Nowadays, everyone wants everything immediately. Information, objects, images - everything must be, and indeed it is, at our fingertips, immediate, without waiting or downtime. Partly because time is money, partly because we have less of it, and partly because, even unintentionally, we let ourselves be consumed by this relentless grind that doesn't allow us to lose even a moment. Every breath corresponds to an action, preferably a productive one.

However, we are still human, and our nature, willingly or not, emerges and rises above the wave of mechanical efficiency at all costs. It is rather recent, and almost counter-trend, the search for a physical and mental balance based on nature and everything it can offer us. Studies on human behavior from early childhood, from the moment we come into the world, have shown how technological development has led us to focus primarily on two of our five senses, namely sight and hearing, which are hyperstimulated and bombarded with constant information that blends together and, under such conditions, can create confusion, instability, and discomfort.


To return to a sort of mental reset, a primordial peace, an intense series of investigations has led to the same conclusion: it is necessary to shift the focus and return to our primal origins, letting ourselves be guided by the sense that allows us to recognize our mother immediately after birth, that enables us to perceive situations before we even rationalize them, that takes us back in time, that allows us to travel without moving—the sense of smell.

And it is in this context that aromachology has developed, the science that studies the effect of smells/aromas on human behavior. The underlying premise is that aromas influence our behavior, and therefore, they can be used to improve our psycho-emotional and physical balance. 

No one enjoys the smell of disinfectant because it reminds us of unpleasant experiences such as the dentist, hospital visits, medical examinations, and so on. On the other hand, the smell of coffee or freshly baked bread activates receptors that uplift our mood and motivate us to be more productive. There is a scientific explanation for all of this: the sense of smell is closely linked to our limbic system, the seat of emotions and memory. Our instincts are activated there because smell operates involuntarily, often anticipating all the other senses and allowing us to understand the situation before seeing or hearing it. 

Based on these simple and almost primordial principles, it has been understood that we can use this chain of sensations to not only improve our mood or help us, for example, to calm anxiety and stress but also to enhance the performance of our activities by utilizing specific aromas that stimulate us in very specific ways.

It is well known that lavender essential oil has soothing properties for the skin and calming effects on the mind, and the same can be said for Roman chamomile oil or sweet orange oil. It has been proven that other essences can enhance performance in studies or work. 

In recent years, for various reasons, more and more people have turned their homes into workspaces, either by choice or necessity. While it may seem like an optimal and comfortable solution, the reality is that a familiar and overly "relaxing" environment can hinder productivity compared to a different workspace such as an office. 

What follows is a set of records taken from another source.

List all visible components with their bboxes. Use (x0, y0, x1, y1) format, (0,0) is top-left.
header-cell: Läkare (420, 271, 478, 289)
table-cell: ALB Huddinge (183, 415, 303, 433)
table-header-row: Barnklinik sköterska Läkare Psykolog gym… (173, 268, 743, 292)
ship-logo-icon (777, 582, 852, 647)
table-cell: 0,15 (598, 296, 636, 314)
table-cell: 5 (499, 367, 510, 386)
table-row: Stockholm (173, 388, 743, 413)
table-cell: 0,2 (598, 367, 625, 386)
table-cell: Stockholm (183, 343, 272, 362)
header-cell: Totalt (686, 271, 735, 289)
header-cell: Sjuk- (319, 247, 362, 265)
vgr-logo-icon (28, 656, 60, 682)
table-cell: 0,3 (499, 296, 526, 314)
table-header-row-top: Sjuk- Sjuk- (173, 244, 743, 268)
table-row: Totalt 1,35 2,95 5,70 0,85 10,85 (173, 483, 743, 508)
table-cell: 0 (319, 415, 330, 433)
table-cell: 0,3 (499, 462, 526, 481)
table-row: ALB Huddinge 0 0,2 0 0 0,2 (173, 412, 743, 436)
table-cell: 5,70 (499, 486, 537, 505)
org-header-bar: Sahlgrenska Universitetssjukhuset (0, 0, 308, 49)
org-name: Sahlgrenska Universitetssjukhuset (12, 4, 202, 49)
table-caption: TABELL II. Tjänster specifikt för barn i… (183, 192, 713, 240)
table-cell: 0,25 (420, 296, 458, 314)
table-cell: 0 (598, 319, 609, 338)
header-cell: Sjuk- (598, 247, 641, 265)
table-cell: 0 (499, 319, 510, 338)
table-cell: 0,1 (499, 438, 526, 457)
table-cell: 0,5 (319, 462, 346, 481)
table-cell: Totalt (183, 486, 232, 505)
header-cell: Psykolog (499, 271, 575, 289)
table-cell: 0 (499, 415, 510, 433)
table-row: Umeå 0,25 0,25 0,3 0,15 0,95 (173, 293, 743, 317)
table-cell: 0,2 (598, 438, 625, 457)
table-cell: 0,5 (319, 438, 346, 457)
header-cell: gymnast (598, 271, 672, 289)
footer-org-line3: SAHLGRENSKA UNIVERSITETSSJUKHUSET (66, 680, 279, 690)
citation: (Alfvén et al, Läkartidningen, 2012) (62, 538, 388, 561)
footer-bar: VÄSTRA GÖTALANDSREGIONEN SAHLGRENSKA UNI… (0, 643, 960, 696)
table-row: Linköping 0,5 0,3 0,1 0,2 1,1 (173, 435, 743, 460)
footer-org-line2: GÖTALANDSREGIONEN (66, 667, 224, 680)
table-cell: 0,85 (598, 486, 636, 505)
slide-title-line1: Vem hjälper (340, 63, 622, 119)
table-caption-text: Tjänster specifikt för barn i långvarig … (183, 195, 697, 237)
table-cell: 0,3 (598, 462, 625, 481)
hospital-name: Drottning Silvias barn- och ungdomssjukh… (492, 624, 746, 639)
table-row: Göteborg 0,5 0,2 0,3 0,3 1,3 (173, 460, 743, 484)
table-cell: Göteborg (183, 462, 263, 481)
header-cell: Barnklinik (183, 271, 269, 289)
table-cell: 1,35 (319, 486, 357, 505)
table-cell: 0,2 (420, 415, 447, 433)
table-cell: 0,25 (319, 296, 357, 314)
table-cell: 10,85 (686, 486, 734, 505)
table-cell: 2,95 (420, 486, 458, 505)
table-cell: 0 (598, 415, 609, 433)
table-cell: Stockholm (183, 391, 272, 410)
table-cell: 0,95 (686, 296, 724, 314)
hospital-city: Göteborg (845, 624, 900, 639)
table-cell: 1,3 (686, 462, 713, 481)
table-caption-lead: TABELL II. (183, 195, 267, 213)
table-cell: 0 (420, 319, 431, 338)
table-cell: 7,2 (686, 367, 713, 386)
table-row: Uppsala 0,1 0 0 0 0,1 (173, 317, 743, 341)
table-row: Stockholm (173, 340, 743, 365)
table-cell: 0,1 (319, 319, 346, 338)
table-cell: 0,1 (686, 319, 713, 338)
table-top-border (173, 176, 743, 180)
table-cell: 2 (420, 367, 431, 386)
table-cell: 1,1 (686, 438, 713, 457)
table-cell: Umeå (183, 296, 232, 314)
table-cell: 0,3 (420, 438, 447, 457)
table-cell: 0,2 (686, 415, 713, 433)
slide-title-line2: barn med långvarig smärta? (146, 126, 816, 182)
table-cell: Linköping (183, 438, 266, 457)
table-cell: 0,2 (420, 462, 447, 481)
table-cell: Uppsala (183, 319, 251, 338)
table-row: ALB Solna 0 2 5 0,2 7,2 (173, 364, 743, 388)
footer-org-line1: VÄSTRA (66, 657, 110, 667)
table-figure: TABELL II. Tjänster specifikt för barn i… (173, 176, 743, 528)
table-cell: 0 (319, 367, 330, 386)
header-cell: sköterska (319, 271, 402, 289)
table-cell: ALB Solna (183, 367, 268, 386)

The solution has been to make the home environment as work-friendly as possible, creating a stimulating atmosphere through the use of natural aromas. These aromas not only provide a pleasant scent to the room, as was done in the 80s with chemical substances without any benefits, but they also harness the proven properties of natural essences.

Rosemary oil helps improve memory, peppermint oil increases concentration while reducing tension and alleviating headaches, and sage oil promotes clearer thinking. While these essences can be extremely useful in a productive context, calming oils that slow reaction times and lower attention levels become valuable in medical settings. They are diffused to reduce patients' tension and stress, making their experience less physically painful.

All these considerations are leading to further development, namely the creation of personalized aromas, tailored to each individual. These aromas draw from our experiences, our lives, and when harmoniously blended, allow the recipient of this personalized "scent" to achieve a mental and consequently physical balance that is effective based on our way of living, experiences, and sensitivity.